Le chanteur Julio Iglesias a demandé le classement sans suite de la plainte déposée en Espagne par deux anciennes employées pour agressions et harcèlement sexuel. Dans un document transmis à l’Audience nationale, son avocat affirme que la justice espagnole n’est pas compétente et que les faits dénoncés se seraient produits hors d’Espagne, notamment en République dominicaine et aux Bahamas. Des descriptions évoquent des abus de pouvoir et des éléments pouvant être qualifiés de viols. Amnesty International et Women’s Link Worldwide accompagnent les plaignantes et prévoient de les entendre prochainement, afin d’éclairer la question de la compétence juridictionnelle dans ce dossier. « Le ministère public (…) doit déclarer, sans autre formalité, l’absence de compétence juridictionnelle espagnole pour les faits dénoncés, classer immédiatement l’enquête préliminaire et mettre fin à la campagne médiatique causant un grave préjudice à la réputation » du chanteur de 82 ans, écrit José Antonio Choclán dans cet écrit adressé au parquet de l’Audience nationale, juridiction spécialisée dans les affaires sensibles à Madrid, et consulté par l’AFP.
Julio Iglesias demande le classement sans suite de la plainte
Deux anciennes employées avaient déposé plainte en Espagne le 5 janvier, assurant notamment avoir été victimes d’agressions sexuelles et de harcèlement sexuel de la part de Julio Iglesias, qui, selon elles, abusait de son pouvoir auprès d’employées souvent jeunes et en situation de précarité.
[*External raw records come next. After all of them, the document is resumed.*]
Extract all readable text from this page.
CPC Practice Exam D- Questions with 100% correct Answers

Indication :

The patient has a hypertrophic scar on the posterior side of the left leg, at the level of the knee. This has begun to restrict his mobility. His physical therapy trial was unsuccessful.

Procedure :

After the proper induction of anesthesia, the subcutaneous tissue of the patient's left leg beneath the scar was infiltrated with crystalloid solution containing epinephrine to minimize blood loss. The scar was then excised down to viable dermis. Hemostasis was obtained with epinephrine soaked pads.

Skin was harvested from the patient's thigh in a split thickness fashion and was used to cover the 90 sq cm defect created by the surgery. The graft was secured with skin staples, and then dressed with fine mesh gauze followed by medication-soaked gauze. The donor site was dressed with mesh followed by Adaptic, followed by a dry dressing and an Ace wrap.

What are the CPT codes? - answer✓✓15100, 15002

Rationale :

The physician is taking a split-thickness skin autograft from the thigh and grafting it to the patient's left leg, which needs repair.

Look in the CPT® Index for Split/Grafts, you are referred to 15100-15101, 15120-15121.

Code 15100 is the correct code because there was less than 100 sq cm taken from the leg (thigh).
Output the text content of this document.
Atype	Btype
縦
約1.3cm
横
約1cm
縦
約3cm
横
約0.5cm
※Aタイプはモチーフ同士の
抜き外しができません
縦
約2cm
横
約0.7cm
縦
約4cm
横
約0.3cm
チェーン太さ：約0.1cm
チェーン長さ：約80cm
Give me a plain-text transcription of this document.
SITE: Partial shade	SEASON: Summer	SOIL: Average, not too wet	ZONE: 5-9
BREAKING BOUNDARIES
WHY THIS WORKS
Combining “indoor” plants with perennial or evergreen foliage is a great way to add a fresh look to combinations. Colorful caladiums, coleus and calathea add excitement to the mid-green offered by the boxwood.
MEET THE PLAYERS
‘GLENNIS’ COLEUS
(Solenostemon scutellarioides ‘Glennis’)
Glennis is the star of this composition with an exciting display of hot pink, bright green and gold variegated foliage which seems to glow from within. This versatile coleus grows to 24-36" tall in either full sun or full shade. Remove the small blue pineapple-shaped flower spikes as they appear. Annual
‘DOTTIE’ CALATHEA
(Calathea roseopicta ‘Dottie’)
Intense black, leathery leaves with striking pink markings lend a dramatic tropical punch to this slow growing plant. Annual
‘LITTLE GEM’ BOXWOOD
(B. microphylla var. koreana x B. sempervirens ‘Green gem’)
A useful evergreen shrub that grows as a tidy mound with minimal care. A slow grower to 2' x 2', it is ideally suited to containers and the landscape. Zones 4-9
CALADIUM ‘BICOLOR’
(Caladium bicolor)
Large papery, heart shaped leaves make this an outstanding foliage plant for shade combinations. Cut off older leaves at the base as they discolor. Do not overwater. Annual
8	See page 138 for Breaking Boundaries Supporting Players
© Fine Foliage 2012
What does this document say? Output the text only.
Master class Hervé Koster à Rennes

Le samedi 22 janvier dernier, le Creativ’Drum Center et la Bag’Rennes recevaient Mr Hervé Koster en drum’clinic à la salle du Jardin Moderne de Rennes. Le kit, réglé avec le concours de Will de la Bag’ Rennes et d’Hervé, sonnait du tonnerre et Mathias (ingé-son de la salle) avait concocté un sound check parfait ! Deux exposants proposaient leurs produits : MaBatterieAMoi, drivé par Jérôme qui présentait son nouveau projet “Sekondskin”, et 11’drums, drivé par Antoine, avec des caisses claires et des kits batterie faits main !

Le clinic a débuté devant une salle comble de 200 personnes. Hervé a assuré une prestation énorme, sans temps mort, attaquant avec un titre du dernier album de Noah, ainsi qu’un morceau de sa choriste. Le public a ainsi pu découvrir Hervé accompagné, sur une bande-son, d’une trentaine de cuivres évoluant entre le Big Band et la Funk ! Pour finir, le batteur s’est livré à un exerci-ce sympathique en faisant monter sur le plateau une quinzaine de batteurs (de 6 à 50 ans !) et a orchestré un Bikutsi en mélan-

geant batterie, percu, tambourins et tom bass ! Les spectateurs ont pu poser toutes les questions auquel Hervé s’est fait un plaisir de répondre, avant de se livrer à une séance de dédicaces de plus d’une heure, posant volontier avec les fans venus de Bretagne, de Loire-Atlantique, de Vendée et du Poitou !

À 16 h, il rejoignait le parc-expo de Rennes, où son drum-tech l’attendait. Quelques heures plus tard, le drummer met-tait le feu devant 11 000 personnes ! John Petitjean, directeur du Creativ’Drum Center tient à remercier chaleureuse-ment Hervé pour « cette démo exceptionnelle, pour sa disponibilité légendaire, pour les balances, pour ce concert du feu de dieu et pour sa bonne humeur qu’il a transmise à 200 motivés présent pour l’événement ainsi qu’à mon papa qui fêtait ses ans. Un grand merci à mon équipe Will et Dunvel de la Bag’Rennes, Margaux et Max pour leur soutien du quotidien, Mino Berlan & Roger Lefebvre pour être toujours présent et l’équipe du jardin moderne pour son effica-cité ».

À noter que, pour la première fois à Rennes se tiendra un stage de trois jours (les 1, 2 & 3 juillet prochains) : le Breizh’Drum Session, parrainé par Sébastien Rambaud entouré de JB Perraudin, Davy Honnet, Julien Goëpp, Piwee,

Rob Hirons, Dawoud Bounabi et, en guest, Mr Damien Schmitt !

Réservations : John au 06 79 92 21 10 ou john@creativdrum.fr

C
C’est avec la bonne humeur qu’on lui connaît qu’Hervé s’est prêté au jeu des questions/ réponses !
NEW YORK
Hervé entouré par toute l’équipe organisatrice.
L’une d’entre elles aurait aussi décrit aux médias ayant révélé l’affaire des faits pouvant être qualifiés de viols. L’avocat rappelle que les faits dénoncés se seraient produits entre janvier et octobre 2021 dans les résidences que M. Iglesias possède en République dominicaine et aux Bahamas, et non en Espagne. Il précise aussi que les plaignantes ne sont pas espagnoles et ne résident pas non plus en Espagne. Selon lui, les délits doivent selon lui être poursuivis sur le lieu de commission et, dans le cas où cela ne serait pas possible, pourraient être poursuivis en Espagne. Le parquet espagnol ne peut s’arroger un pouvoir unilatéral pour se transformer en procureur universel, les tribunaux espagnols non plus, et il n’est pas possible non plus qu’il soit accordé à la victime un droit d’option sur la juridiction qui lui serait la plus commode.

Cadre juridique et réactions
Les ONG Amnesty International et Women’s Link Worldwide, qui accompagnent les deux plaignantes, avaient expliqué que la plainte avait été déposée en Espagne parce que la législation y était plus favorable dans ce type d’affaires. Les plaignantes doivent prochainement être entendues par la justice espagnole, qui leur a accordé le statut de témoins protégés selon ces associations. L’affaire soulève des questions sur la localisation des faits et la compétence des juridictions, avec des positions qui divergent selon les sources.